March of the Minnows

2016 could be Northern Ireland’s best ever chance of qualifying for the European Championships. Often perceived as the weakest of the United Kingdom’s national teams, their best showing on the world stage was a Round of 16 finish at the 1982 World Cup with a team featuring Manchester United’s then teenage prodigy Norman Whiteside.

However, football is currently back on the lips of people on the streets of Belfast as they sit on top of Group F with a maximum 9 points, having racked up impressive wins against Finland, Greece and Hungary. This magical run of form encouraged us to check what statistical patterns we could see from their Euro 2016 qualification matches, ahead of their next challenge against second place Romania.

Firstly their defence has been impeccable, with only one goal conceded from three games, and looks like only improving with the introduction of Manchester United centre-back Paddy McNair into the squad for the upcoming match at Windsor Park. Northern Ireland’s backline has limited their opponents to an impressively low average of 1.7 ‘high scoring’ chances per match.
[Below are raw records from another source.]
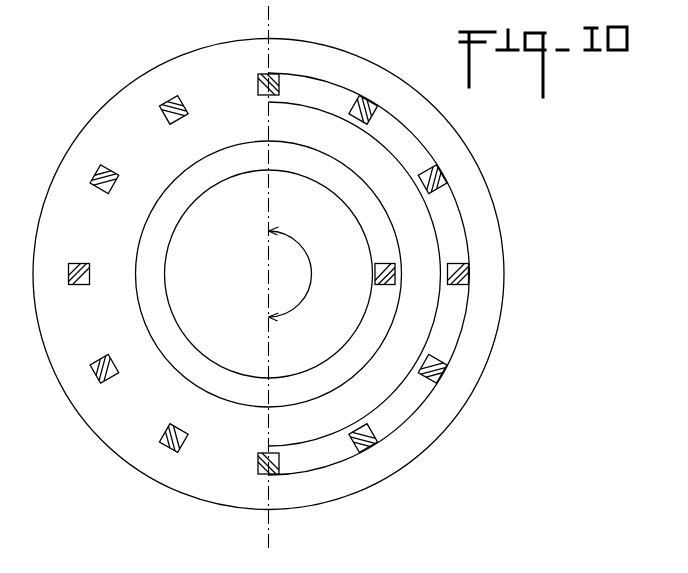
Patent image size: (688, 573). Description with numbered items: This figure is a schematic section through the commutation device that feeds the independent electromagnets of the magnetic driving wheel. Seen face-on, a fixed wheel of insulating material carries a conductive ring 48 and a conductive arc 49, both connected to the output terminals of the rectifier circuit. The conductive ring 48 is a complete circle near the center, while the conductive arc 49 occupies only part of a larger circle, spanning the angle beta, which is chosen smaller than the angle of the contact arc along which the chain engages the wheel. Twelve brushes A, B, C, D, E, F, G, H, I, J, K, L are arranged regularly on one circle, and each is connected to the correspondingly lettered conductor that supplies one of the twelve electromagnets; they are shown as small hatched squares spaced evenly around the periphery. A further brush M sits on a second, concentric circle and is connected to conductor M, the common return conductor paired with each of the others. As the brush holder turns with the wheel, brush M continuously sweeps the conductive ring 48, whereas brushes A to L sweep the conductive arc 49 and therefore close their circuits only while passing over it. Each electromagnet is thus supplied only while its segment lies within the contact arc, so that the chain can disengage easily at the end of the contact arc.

The conductive ring 48 is at (194, 369).
The conductive arc 49 is at (330, 455).
The brush M is at (376, 276).
The brush A is at (272, 77).
The brush B is at (363, 101).
The brush C is at (441, 170).
The brush D is at (467, 274).
The brush E is at (443, 373).
The brush F is at (368, 449).
The brush G is at (276, 478).
The brush H is at (168, 452).
The brush I is at (98, 375).
The brush J is at (68, 274).
The brush K is at (94, 179).
The brush L is at (170, 100).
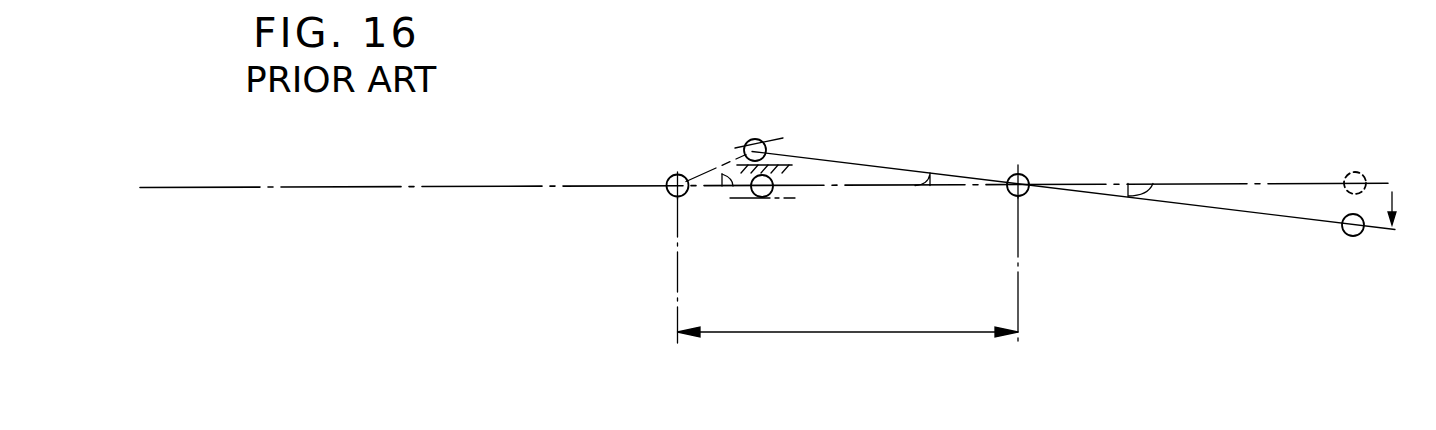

They average less ‘live ball possession’ than their opponents (45%) and employ counter-attacking tactics – 15 ‘counter-attack style’ build-up moves per game compared to their opponents’ average of 6. The quality of Northern Ireland’s passing, as exemplified by the fantastic team move which set up Niall McGinn’s equaliser in Hungary, is evident in their 46% ‘high quality’ ratio, taken from their all their ‘passing-style’ build-up moves. This is only 3% less than the ratio recorded by reigning champions and ‘tika-taka’ kings Spain.

Group B is another collection of teams that look evenly matched, with at least 4 teams seemingly capable of taking top spot. Leaders Wales face a big test against World Cup quarter-finalists Belgium this weekend. If we compare the two teams’ performances against underdogs Andorra as an indicator, we might assume Belgium have the edge.

Belgium, featuring Premier League stars including Thibault Courtois, Divock Origi and Nacer Chadli, brushed aside the minnows 6-0, creating 25 ‘good scoring chances from 71 passages of ‘advanced possession’. Wales, who had to come from behind to grab a 2-1 win, only managed 12 ‘good scoring chances from their 50 passages of ‘advanced possession’ against the same opponents.


Another team which has taken everyone by surprise is Iceland. Inspired by a brace from Swansea City playmaker Gylfi Sigurdsson, they achieved a historic 2-0 win over Holland, and can boast a perfect record at the top of Group A. While not conceding a single goal in their matches, the Nordic side have created themselves a healthy average of 12.4 medium-high scoring chances per game, proving their worth at either end of the field.

An international friendly at Old Trafford sees Carlos Tevez return to the Argentina team after an absence of over three years, as they face off against Portugal. Tevez and Cristiano Ronaldo are both returning to the home of their former club Manchester United, and Portugal’s defence should be on guard against an Argentina team that has scored 13 goals in their last 3 games.

The brilliance of Lionel Messi, Sergio Aguero and Angel Di Maria is evident in Argentina’s 52% ‘high quality’ ratio from their average of 11 ‘individual style’ build-up moves per game, similarly the sublime skills of Ronaldo and Nani are reflected in Portugal’s 46% from 13.